Posted on Thursday, November 3, 2022 at 02:06PM by Registered CommenterSimon Ward | CommentsPost a Comment

UK monetary statistics for September were heavily distorted by cash-raising by LDI funds to meet collateral requirements for derivative contracts. 

The headline M4ex broad money aggregate surged by £91 billion, equivalent to 2.7% after seasonal adjustment, between end-August and end-September. Money holdings of non-bank financial corporations* accounted for £71 billion of this increase. 

The long-standing practice here has been to focus on non-financial monetary aggregates, where available, because movements in financial sector money holdings can be erratic and usually have little bearing on near-term economic prospects. 

Non-financial M4, encompassing money holdings of households and private non-financial businesses, rose by £21 billion, or a seasonally adjusted 0.3%, in September. Annual growth eased to 3.5%, with the aggregate expanding at an annualised rate of 3.2% in the latest three months – see chart 1. 

Chart 1

The Bank publishes an industrial breakdown of sterling deposits at commercial banks. The LDI cash-raising is reflected in large monthly increases in deposits of insurance companies, pension funds, fund managers and securities dealers (LDI funds posted margin to dealers, with the dealers placing the funds with banks). This group added a combined £39 billion to sterling deposits in September. 

However, the rise in aggregate deposits of non-financial corporations, according to this table (C1.1), was £46 billion in September – far short of the £71 billion increase in their total M4 holdings (A2.2.3). This represents a record divergence – chart 2. 

Chart 2

The “missing” funds show up on the Bank’s balance sheet: private sector sterling deposits held at the Bank jumped by £28 billion in September (B2.2.1), also a record movement – chart 3. 

Chart 3

Securities dealers and clearing houses have accounts at the Bank, which they appear to have used to deposit a portion of the margin cash received from LDI funds. 

Note that this increase in deposits is not attributable to the Bank’s gilt-buying operation, which started on 28 September: the Bank’s holdings of public sector securities fell by £5 billion during September. 

Sterling cash-raising related to the LDI crisis may have totalled about £67 billion – the sum of the £39 billion increase in commercial bank deposits of insurance companies, pension funds, fund managers and dealers and the £28 billion placed at the Bank. 

LDI funds were also scrambling to raise foreign currency liquidity. The rise in foreign currency deposits of the same group of institutions rose by £25 billion in September. 

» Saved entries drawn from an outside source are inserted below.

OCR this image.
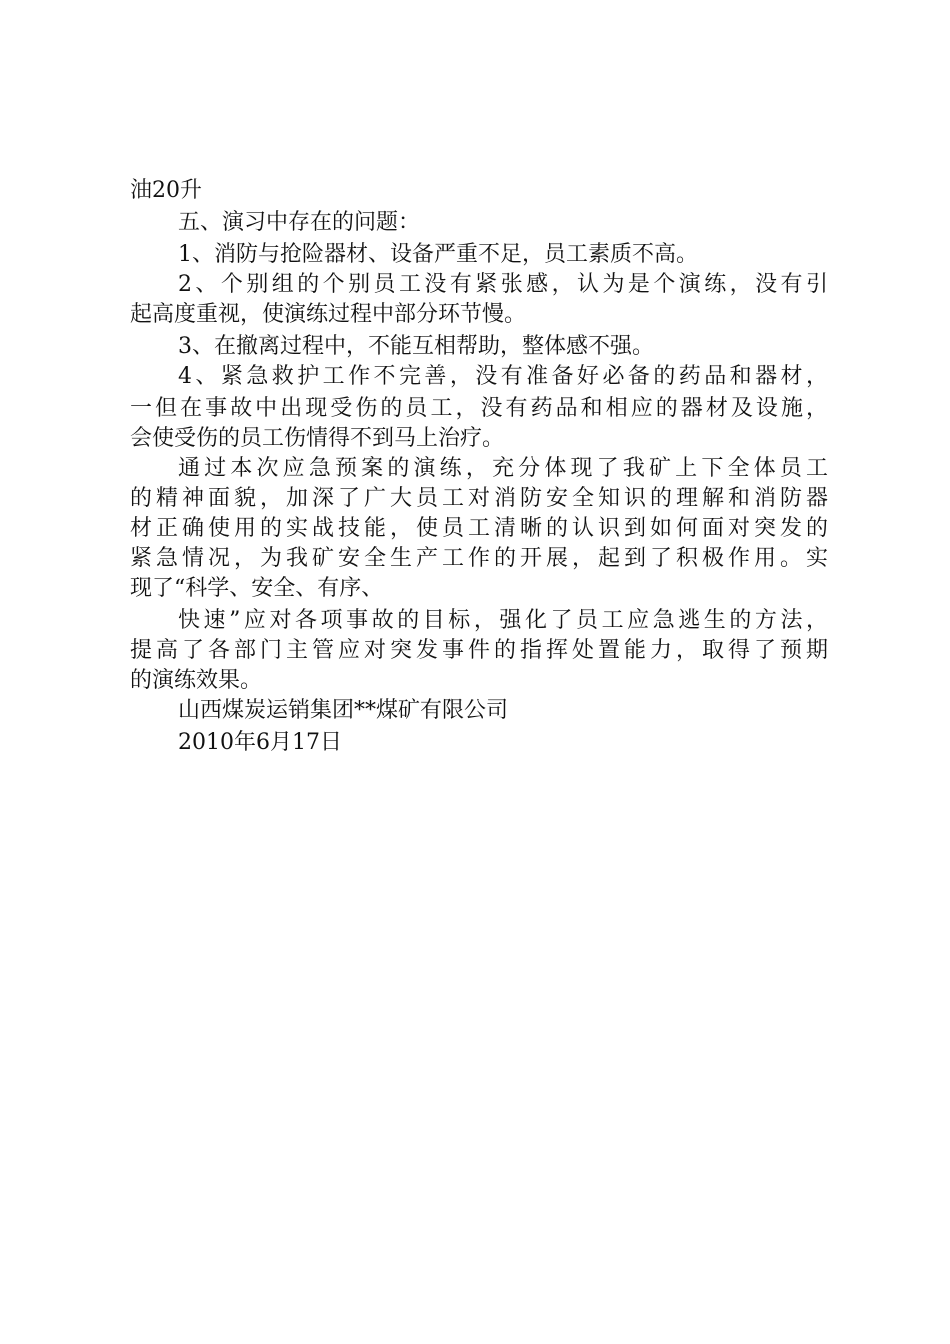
油20升

五、演习中存在的问题：

1、消防与抢险器材、设备严重不足，员工素质不高。

2、个别组的个别员工没有紧张感，认为是个演练，没有引

起高度重视，使演练过程中部分环节慢。

3、在撤离过程中，不能互相帮助，整体感不强。

4、紧急救护工作不完善，没有准备好必备的药品和器材，

一但在事故中出现受伤的员工，没有药品和相应的器材及设施，

会使受伤的员工伤情得不到马上治疗。

通过本次应急预案的演练，充分体现了我矿上下全体员工

的精神面貌，加深了广大员工对消防安全知识的理解和消防器

材正确使用的实战技能，使员工清晰的认识到如何面对突发的

紧急情况，为我矿安全生产工作的开展，起到了积极作用。实

现了“科学、安全、有序、

快速”应对各项事故的目标，强化了员工应急逃生的方法，

提高了各部门主管应对突发事件的指挥处置能力，取得了预期

的演练效果。

山西煤炭运销集团**煤矿有限公司

2010年6月17日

Not all the cash-raising represents sales of assets – LDI funds were also borrowing to meet margin requirements. Sterling bank lending to the same group rose by £16 billion in September, with foreign currency lending up by £18 billion. 

Was the Bank involved in facilitating the supply of liquidity to the funds, over and above its gilt-buying operation? It is unlikely to have played a direct role but banks may have borrowed from its discount window to onlend to LDI funds. 

This possibility is suggested by partial data on the Bank’s sterling liabilities and assets – it no longer publishes a full balance sheet on a timely basis. Identified sterling liabilities, including bank reserves and the sterling deposits referred to earlier, rose by £14 billion, while assets – including gilt holdings – fell by £6 billion. The implication is that unpublished items on the balance sheet resulted in the creation of £21 billion of identified sterling liabilities, with discount window lending a candidate explanation. 

*Excluding intermediaries such as central clearing counterparties.